April’s light vehicle sales figures for the US appear to confirm that the gradual US economic recovery is on track. That a seasonally adjusted annualised running rate of 11.2m units for the month is widely viewed as being in line with the upturn we can expect tells its own story.
This is an upturn from a very low base. But a SAAR of 11.2m is still a significant improvement on the 9.2m level seen in March of last year. We are, at least, moving in the right direction.
And a raft of very positive Q1 financial results from big suppliers last week is another indication of better times. Indeed, vehicle production levels have surged this year in North America as demand has picked up and vehicle manufacturers have sought to rapidly rebuild depleted stocks. That has quickly fed into much improved production schedules and boosted financial results for suppliers.
Looking forward, JD Power forecasts that North American vehicle output in the second quarter of 2010 will be up 56%, compared with last year, with volume at 2.8m units.
As a result of low inventory and a robust selling rate, JD Power forecasts that North American vehicle production in 2010 will reach 11m units. That represents an increase of nearly 30% from just 8.5m units in 2009.
But forecasters are staying cautious on the strength of the recovery to underlying demand. Unemployment remains high. Confidence, if improving, could be fragile.
And widespread sovereign debt is kicking around in the background as something that threatens to get ugly in some parts of the world. An emergency deal has been arrived at to patch up severe pressures in Greece.
Many other countries, too, face a big challenge in lowering national debt in the future. The standard remedial action – higher taxes and/or lower public spending – threatens to dampen economic activity further out. If interest rates were to rise significantly too quickly, all bets are off.
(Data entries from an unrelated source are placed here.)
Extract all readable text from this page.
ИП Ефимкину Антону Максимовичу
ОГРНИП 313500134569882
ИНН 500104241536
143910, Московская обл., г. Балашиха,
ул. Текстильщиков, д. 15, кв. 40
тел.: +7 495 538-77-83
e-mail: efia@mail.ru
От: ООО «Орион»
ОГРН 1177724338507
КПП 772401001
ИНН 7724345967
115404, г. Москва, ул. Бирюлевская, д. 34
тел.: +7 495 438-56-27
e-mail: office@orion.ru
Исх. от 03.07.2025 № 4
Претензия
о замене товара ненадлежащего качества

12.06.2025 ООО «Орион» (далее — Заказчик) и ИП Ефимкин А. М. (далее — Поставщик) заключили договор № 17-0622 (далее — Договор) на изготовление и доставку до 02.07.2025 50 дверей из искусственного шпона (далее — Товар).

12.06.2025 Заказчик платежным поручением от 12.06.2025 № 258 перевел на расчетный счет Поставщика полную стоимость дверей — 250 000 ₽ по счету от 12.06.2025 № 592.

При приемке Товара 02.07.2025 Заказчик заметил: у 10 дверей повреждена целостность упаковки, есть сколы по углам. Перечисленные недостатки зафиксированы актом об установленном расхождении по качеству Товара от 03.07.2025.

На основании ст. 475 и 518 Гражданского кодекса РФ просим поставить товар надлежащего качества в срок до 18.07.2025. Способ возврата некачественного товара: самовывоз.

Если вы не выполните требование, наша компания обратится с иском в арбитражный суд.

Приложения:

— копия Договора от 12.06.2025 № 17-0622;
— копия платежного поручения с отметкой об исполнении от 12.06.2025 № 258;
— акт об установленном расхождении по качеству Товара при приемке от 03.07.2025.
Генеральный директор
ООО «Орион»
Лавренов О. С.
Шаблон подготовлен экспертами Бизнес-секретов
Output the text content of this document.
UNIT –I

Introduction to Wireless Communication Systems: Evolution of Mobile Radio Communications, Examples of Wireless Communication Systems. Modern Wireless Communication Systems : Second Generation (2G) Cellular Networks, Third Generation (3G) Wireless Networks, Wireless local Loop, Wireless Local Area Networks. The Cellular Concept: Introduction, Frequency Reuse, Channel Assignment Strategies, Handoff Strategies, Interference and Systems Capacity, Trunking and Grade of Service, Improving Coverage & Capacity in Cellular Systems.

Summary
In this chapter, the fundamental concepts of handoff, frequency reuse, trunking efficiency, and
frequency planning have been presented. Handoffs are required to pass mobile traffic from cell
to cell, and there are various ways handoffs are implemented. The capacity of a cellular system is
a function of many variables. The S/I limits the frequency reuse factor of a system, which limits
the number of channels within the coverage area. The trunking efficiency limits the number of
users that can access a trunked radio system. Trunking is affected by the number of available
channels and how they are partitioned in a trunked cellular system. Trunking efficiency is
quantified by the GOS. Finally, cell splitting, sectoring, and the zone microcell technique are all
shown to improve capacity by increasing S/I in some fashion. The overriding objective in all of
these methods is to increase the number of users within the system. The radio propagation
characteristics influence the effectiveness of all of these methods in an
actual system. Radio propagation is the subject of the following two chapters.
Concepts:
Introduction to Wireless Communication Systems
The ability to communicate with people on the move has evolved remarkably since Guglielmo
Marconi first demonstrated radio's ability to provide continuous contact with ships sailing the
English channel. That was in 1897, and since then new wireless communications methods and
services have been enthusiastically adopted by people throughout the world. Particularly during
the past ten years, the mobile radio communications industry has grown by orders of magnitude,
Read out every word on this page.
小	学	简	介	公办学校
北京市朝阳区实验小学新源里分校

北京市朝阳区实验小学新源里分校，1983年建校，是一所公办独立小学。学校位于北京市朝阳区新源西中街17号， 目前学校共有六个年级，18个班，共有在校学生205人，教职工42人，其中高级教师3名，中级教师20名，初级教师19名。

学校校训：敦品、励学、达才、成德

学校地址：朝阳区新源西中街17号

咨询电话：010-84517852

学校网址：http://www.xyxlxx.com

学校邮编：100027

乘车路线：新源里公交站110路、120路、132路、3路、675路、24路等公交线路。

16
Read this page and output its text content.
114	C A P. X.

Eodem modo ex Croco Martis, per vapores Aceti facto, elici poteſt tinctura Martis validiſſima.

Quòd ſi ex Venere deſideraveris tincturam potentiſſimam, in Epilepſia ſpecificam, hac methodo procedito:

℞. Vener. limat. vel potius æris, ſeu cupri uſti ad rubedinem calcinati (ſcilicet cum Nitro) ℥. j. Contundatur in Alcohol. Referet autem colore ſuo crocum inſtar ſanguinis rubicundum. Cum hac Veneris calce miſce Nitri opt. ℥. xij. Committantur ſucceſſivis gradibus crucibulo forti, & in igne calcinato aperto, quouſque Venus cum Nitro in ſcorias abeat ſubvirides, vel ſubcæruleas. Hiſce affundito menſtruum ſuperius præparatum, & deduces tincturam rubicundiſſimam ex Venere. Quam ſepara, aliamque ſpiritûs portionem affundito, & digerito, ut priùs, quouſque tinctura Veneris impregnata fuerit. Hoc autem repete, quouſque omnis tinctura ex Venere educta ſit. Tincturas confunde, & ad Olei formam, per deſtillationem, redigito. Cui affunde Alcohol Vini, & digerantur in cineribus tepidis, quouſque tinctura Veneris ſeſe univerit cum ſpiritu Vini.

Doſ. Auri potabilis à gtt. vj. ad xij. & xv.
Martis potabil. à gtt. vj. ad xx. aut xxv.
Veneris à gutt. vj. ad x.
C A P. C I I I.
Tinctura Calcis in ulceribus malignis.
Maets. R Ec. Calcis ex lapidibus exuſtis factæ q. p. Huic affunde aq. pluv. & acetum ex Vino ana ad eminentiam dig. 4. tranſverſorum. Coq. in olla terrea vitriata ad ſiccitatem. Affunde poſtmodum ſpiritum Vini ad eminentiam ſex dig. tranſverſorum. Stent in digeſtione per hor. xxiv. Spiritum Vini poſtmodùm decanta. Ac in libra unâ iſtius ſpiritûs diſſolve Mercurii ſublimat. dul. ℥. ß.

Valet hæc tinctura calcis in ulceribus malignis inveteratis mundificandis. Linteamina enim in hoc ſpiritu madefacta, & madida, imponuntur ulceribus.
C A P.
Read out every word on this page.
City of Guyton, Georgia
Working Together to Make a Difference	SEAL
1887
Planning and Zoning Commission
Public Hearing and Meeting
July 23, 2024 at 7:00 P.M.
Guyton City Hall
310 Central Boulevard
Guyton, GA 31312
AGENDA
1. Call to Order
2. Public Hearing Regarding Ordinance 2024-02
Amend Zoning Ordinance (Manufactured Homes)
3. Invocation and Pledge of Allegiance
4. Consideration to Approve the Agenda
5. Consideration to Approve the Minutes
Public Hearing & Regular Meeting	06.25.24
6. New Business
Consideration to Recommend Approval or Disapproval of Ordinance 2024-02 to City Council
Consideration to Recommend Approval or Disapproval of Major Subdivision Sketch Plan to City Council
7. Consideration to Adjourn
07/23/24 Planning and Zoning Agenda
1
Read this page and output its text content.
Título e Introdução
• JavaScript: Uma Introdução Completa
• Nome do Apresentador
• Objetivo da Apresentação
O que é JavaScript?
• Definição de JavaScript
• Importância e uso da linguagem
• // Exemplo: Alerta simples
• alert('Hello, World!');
And as recent events in Greece have demonstrated, austerity budgets are a medicine that some countries’ populations and (ultimately) governments may not want to take. And the markets will react badly to that and to any potential problems for the banks that have done the lending. We have been there before.
Something else to keep an eye on is China’s booming economy. The authorities there are keen to dampen what they see as ‘overheating’. A credit squeeze has begun. Chinese manufacturing grew at a slower pace in April according to a survey of more than 400 companies, indicating that Beijing’s efforts may be taking effect already. Let’s hope they get the delicate balancing act right. The auto industry in China has enjoyed phenomenal growth over the past two years and will surely be vulnerable if China’s economy slows sharply later this year (when vehicle market year-on-year growth rates will be easing anyway).
So, yes, there is some much better economic and market news around. But, as ever, there are a few concerns in the background to temper it.